Urban Data Hackathon
Last weekend I was fortunate enough to be one of 40 or so people to attend Belfast's "Urban Data Hackathon" weekend. Organised as part of Belfast's Big Data Week by Kainos Software, and supported with data from Belfast City Council, TomTom, TourismNI and various others, it challenged people to dig into some open and proprietary datasets to learn more about Belfast and to "Make Belfast Better".
We split into teams, and formulated questions to answer with the data we had been provided: a variety of information about recycling, events and vacant storefronts from Belfast City Council, Twitter stream analytics from TourismNI, route data from TomTom and others.
24 hours later, we presented our findings to a panel of judges, who picked a winner: a team which took data on household recycling in Belfast and came up with an idea to turn recycling into a competition, pitting one area of Belfast against another in a recycling war, for the glory of winning a gold badge for their area. Their idea of trying to motivate people to recycle was appreciated by the judges, although they did not use the data in any significant way. The second placed team also looked at the recycling data, but really dug into what was available, and pulled in other data resources (census information, weather) to try to understand the factors involved in recycling yield. There was not enough time to really produce a decent model, but their initial attempt found some minor correlations with different factors such as religion, gender, and whether or not you were German (Germans in Belfast tend not to produce much recyclable material, apparently...!). The third placed team looked at the position of vacant lots in Belfast city centre, and suggested using the vacant lots for start-up companies. They identified 44 'prime' lots that could be used for this purpose, but apart from that, did not really dig into the data or offer a viable solution in terms of cost effectiveness.
And so the weekend was a mixed bag, with some teams doing some excellent data analysis and not being rewarded for it, and other teams being very cursory in their data analysis but having good business ideas. It opened my eyes a little to the business side of data which I had not fully considered before.
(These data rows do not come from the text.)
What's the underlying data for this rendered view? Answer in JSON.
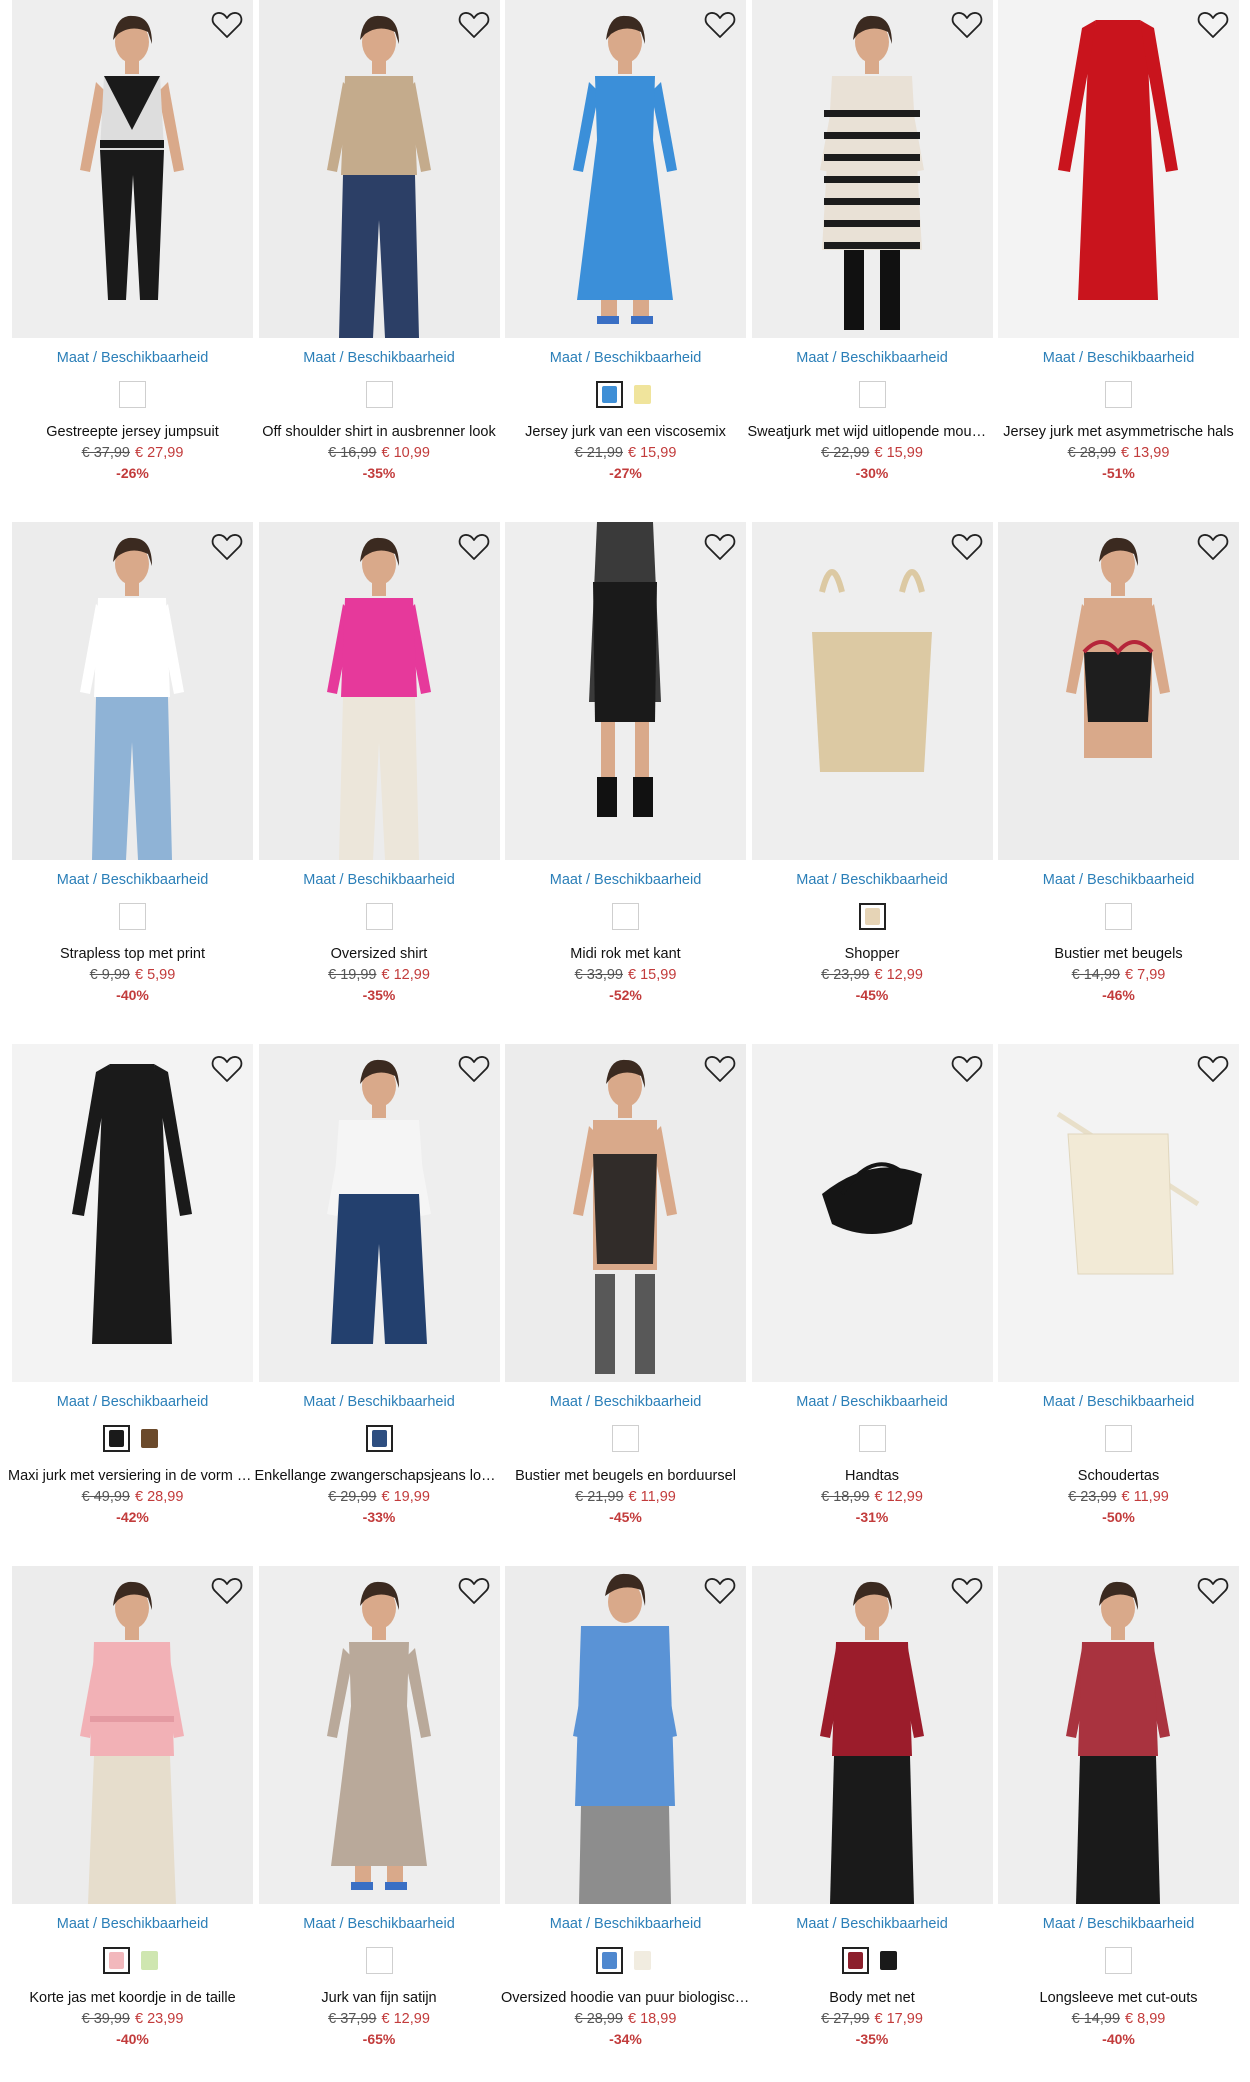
{
  "size_link_label": "Maat / Beschikbaarheid",
  "colors": {
    "accent": "#2b7fb8",
    "sale": "#c23b3b"
  },
  "products": [
    {
      "name": "Gestreepte jersey jumpsuit",
      "old_price": "€ 37,99",
      "price": "€ 27,99",
      "discount": "-26%",
      "swatches": [
        "#ffffff"
      ],
      "icon": "jumpsuit",
      "bg": "#eeeeee",
      "c1": "#1a1a1a",
      "c2": "#dddddd"
    },
    {
      "name": "Off shoulder shirt in ausbrenner look",
      "old_price": "€ 16,99",
      "price": "€ 10,99",
      "discount": "-35%",
      "swatches": [
        "#ffffff"
      ],
      "icon": "top-jeans",
      "bg": "#ececec",
      "c1": "#c4ab8c",
      "c2": "#2c3f66"
    },
    {
      "name": "Jersey jurk van een viscosemix",
      "old_price": "€ 21,99",
      "price": "€ 15,99",
      "discount": "-27%",
      "swatches": [
        "#3f8fd6",
        "#f0e49c"
      ],
      "icon": "dress",
      "bg": "#eeeeee",
      "c1": "#3b8fd9",
      "c2": "#3b8fd9"
    },
    {
      "name": "Sweatjurk met wijd uitlopende mouwen",
      "old_price": "€ 22,99",
      "price": "€ 15,99",
      "discount": "-30%",
      "swatches": [
        "#ffffff"
      ],
      "icon": "dress-stripe",
      "bg": "#eeeeee",
      "c1": "#e9e1d6",
      "c2": "#1c1c1c"
    },
    {
      "name": "Jersey jurk met asymmetrische hals",
      "old_price": "€ 28,99",
      "price": "€ 13,99",
      "discount": "-51%",
      "swatches": [
        "#ffffff"
      ],
      "icon": "dress-flat",
      "bg": "#f3f3f3",
      "c1": "#c9141d",
      "c2": "#c9141d"
    },
    {
      "name": "Strapless top met print",
      "old_price": "€ 9,99",
      "price": "€ 5,99",
      "discount": "-40%",
      "swatches": [
        "#ffffff"
      ],
      "icon": "top-jeans",
      "bg": "#ececec",
      "c1": "#ffffff",
      "c2": "#8fb3d6"
    },
    {
      "name": "Oversized shirt",
      "old_price": "€ 19,99",
      "price": "€ 12,99",
      "discount": "-35%",
      "swatches": [
        "#ffffff"
      ],
      "icon": "top-jeans",
      "bg": "#ececec",
      "c1": "#e6399b",
      "c2": "#ece6da"
    },
    {
      "name": "Midi rok met kant",
      "old_price": "€ 33,99",
      "price": "€ 15,99",
      "discount": "-52%",
      "swatches": [
        "#ffffff"
      ],
      "icon": "skirt",
      "bg": "#eeeeee",
      "c1": "#1a1a1a",
      "c2": "#1a1a1a"
    },
    {
      "name": "Shopper",
      "old_price": "€ 23,99",
      "price": "€ 12,99",
      "discount": "-45%",
      "swatches": [
        "#e6d4b6"
      ],
      "icon": "tote",
      "bg": "#eeeeee",
      "c1": "#dcc9a3",
      "c2": "#dcc9a3"
    },
    {
      "name": "Bustier met beugels",
      "old_price": "€ 14,99",
      "price": "€ 7,99",
      "discount": "-46%",
      "swatches": [
        "#ffffff"
      ],
      "icon": "bustier",
      "bg": "#ececec",
      "c1": "#1e1e1e",
      "c2": "#b5263a"
    },
    {
      "name": "Maxi jurk met versiering in de vorm van studs",
      "old_price": "€ 49,99",
      "price": "€ 28,99",
      "discount": "-42%",
      "swatches": [
        "#1a1a1a",
        "#6b4a2b"
      ],
      "icon": "dress-flat",
      "bg": "#f3f3f3",
      "c1": "#1a1a1a",
      "c2": "#1a1a1a"
    },
    {
      "name": "Enkellange zwangerschapsjeans loose fit",
      "old_price": "€ 29,99",
      "price": "€ 19,99",
      "discount": "-33%",
      "swatches": [
        "#2d4e80"
      ],
      "icon": "jeans",
      "bg": "#eeeeee",
      "c1": "#f5f5f5",
      "c2": "#23406e"
    },
    {
      "name": "Bustier met beugels en borduursel",
      "old_price": "€ 21,99",
      "price": "€ 11,99",
      "discount": "-45%",
      "swatches": [
        "#ffffff"
      ],
      "icon": "lingerie",
      "bg": "#ececec",
      "c1": "#1e1e1e",
      "c2": "#1e1e1e"
    },
    {
      "name": "Handtas",
      "old_price": "€ 18,99",
      "price": "€ 12,99",
      "discount": "-31%",
      "swatches": [
        "#ffffff"
      ],
      "icon": "handbag",
      "bg": "#f1f1f1",
      "c1": "#151515",
      "c2": "#151515"
    },
    {
      "name": "Schoudertas",
      "old_price": "€ 23,99",
      "price": "€ 11,99",
      "discount": "-50%",
      "swatches": [
        "#ffffff"
      ],
      "icon": "shoulderbag",
      "bg": "#f3f3f3",
      "c1": "#f2ead6",
      "c2": "#f2ead6"
    },
    {
      "name": "Korte jas met koordje in de taille",
      "old_price": "€ 39,99",
      "price": "€ 23,99",
      "discount": "-40%",
      "swatches": [
        "#f2b8bc",
        "#cfe6b0"
      ],
      "icon": "jacket",
      "bg": "#ececec",
      "c1": "#f2b1b6",
      "c2": "#e6ddcc"
    },
    {
      "name": "Jurk van fijn satijn",
      "old_price": "€ 37,99",
      "price": "€ 12,99",
      "discount": "-65%",
      "swatches": [
        "#ffffff"
      ],
      "icon": "dress",
      "bg": "#eeeeee",
      "c1": "#b9a99a",
      "c2": "#b9a99a"
    },
    {
      "name": "Oversized hoodie van puur biologisch katoen",
      "old_price": "€ 28,99",
      "price": "€ 18,99",
      "discount": "-34%",
      "swatches": [
        "#4f88cf",
        "#f1ece0"
      ],
      "icon": "hoodie",
      "bg": "#ececec",
      "c1": "#5a93d6",
      "c2": "#8d8d8d"
    },
    {
      "name": "Body met net",
      "old_price": "€ 27,99",
      "price": "€ 17,99",
      "discount": "-35%",
      "swatches": [
        "#8c1f2c",
        "#1a1a1a"
      ],
      "icon": "top-dark",
      "bg": "#eeeeee",
      "c1": "#9b1c2b",
      "c2": "#1a1a1a"
    },
    {
      "name": "Longsleeve met cut-outs",
      "old_price": "€ 14,99",
      "price": "€ 8,99",
      "discount": "-40%",
      "swatches": [
        "#ffffff"
      ],
      "icon": "top-dark",
      "bg": "#eeeeee",
      "c1": "#a9333f",
      "c2": "#1a1a1a"
    }
  ]
}
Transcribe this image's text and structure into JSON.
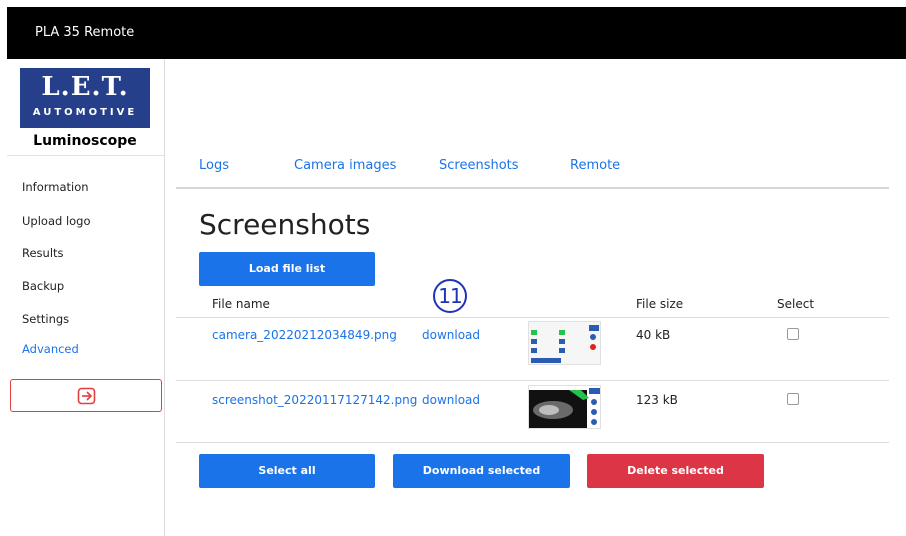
{
  "app": {
    "title": "PLA 35 Remote"
  },
  "logo": {
    "line1": "L.E.T.",
    "line2": "AUTOMOTIVE",
    "line3": "Luminoscope"
  },
  "sidebar": {
    "items": [
      {
        "label": "Information"
      },
      {
        "label": "Upload logo"
      },
      {
        "label": "Results"
      },
      {
        "label": "Backup"
      },
      {
        "label": "Settings"
      },
      {
        "label": "Advanced"
      }
    ],
    "logout_icon": "logout-icon"
  },
  "tabs": [
    {
      "label": "Logs"
    },
    {
      "label": "Camera images"
    },
    {
      "label": "Screenshots"
    },
    {
      "label": "Remote"
    }
  ],
  "page": {
    "title": "Screenshots",
    "load_button": "Load file list",
    "marker": "11"
  },
  "table": {
    "headers": {
      "name": "File name",
      "size": "File size",
      "select": "Select"
    },
    "rows": [
      {
        "name": "camera_20220212034849.png",
        "download": "download",
        "size": "40 kB",
        "selected": false
      },
      {
        "name": "screenshot_20220117127142.png",
        "download": "download",
        "size": "123 kB",
        "selected": false
      }
    ]
  },
  "actions": {
    "select_all": "Select all",
    "download_selected": "Download selected",
    "delete_selected": "Delete selected"
  },
  "colors": {
    "accent": "#1a73e8",
    "danger": "#dc3545",
    "topbar": "#000000",
    "marker": "#1f33b5"
  }
}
My chosen project for the weekend was to analyse Twitter stream analytics for the @DiscoverNI Twitter account. Using the permalinks for all the tweets from the past year, I identified what I called @DiscoverNI's "Twitter Champions"... those followers of @DiscoverNI with a large following themselves who retweeted @DiscoverNI's content to their own audience. By identifying the most influential of these people, I suggested that they could be targeted and encouraged to continue sharing @DiscoverNI content through invitations, discounted tickets, etc. to @DiscoverNI events throughout the year. I did all the scripting in R, and was continually frustrated by the frequency and volume limitations on the Twitter API...
Overall, a good weekend with some interesting people and some fun challenges. The staff at Kainos did a great job of organising and facilitating the 'hackers'. Hopefully there will be more of these events to come in the future!